"Oh, you lawyers!" he cried. "That's a nice sort of leading question. But, marvelous as it may seem to you, I must answer 'Yes.' My mother's maiden name was Morland. Her brother was much older than she, and it appears the dear woman married to please herself, thereby mortally offending the baronet."
"Why the 'offense'?"
"Because my father's social position was not equal to that of the aristocratic Morlands. Moreover, her brother had an accident in his youth which rendered him irritable and morose. From being a pleasant sort of man; which, indeed, he must have been did he share aught of my mother's nature—he grew into a misanthrope, and gave his life to the classification of Exmoor beetles. He treated my mother very badly, so vilely that even she, dear soul, during her married life held no further communication with him, and never mentioned him to me by name.

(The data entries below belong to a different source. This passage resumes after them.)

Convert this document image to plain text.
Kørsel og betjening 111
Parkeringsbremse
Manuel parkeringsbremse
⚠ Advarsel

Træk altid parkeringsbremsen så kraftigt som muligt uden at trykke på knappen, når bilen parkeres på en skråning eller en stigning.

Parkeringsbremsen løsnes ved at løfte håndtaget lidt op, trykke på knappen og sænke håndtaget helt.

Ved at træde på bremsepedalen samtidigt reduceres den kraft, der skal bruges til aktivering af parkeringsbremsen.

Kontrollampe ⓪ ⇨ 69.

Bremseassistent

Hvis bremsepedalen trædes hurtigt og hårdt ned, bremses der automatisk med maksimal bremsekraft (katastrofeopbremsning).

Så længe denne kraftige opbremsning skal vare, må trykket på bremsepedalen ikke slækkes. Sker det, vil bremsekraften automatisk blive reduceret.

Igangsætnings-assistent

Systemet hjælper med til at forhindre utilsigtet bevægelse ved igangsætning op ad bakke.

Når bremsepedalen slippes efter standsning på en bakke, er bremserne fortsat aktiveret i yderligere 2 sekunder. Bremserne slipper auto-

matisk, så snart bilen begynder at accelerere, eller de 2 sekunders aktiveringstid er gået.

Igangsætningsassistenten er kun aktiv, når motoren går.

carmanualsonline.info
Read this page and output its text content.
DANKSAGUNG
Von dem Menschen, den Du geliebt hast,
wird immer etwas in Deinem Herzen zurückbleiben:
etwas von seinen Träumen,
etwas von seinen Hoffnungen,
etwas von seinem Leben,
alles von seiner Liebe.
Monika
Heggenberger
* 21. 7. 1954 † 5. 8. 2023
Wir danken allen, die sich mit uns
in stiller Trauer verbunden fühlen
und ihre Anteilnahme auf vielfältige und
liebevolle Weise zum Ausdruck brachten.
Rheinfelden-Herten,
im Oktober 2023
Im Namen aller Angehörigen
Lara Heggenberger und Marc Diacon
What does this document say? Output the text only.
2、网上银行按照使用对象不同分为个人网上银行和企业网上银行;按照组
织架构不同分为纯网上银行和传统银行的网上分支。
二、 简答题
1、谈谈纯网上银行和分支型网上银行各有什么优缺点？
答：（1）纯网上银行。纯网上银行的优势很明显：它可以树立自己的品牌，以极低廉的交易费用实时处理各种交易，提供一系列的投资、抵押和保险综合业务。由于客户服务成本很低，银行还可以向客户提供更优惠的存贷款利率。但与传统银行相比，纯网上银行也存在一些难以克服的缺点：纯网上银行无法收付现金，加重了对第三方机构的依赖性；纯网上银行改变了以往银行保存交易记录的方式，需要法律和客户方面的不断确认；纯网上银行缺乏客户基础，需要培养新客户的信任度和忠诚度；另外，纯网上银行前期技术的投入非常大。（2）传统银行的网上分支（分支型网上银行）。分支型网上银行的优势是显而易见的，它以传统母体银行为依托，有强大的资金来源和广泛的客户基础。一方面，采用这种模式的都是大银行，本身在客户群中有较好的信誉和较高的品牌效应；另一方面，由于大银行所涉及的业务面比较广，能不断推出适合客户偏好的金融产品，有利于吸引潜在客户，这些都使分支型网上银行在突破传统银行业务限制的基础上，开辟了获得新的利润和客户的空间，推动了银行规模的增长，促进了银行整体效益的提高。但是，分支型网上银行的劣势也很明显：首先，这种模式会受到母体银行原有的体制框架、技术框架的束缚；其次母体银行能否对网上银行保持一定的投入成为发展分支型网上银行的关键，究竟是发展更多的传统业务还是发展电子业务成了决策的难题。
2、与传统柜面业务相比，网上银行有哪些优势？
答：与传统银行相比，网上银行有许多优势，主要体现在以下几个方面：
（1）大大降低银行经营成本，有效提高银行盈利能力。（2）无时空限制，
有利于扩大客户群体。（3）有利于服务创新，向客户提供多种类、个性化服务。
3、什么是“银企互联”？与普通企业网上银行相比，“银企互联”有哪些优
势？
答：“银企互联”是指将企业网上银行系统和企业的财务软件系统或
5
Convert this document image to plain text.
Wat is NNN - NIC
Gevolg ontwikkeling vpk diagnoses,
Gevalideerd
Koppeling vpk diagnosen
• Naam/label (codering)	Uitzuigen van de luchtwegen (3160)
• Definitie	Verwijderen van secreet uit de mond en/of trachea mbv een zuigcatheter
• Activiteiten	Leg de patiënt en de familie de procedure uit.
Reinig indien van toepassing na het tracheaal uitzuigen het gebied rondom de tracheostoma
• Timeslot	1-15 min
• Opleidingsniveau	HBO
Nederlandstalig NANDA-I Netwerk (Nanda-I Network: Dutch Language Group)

Now, one day on Exmoor he found a lady who also was devoted to beetles. At least, she knew all that the Encyclopædia Britannica could teach her. She was a poor but handsome widow."
"Ah!"
"It is delightful to talk with you, Abingdon. Your monosyllables help the narrative along. Sir Philip married the widow. She brought him a son, aged five. There were no children born of my uncle's marriage."
"Oh!"
"When poverty overtook my dear one, she so far obliterated a cruel memory as to appeal, not once, but many times, to the human coleopterus of Exmoor, but she was invariably frozen off either by Lady Louisa Morland or by Messrs. Sharpe & Smith."
"Did they admit this?"
"By no means. I am telling you the facts. I am still on top of the Pyrenees."
"Then how did you ascertain the facts?"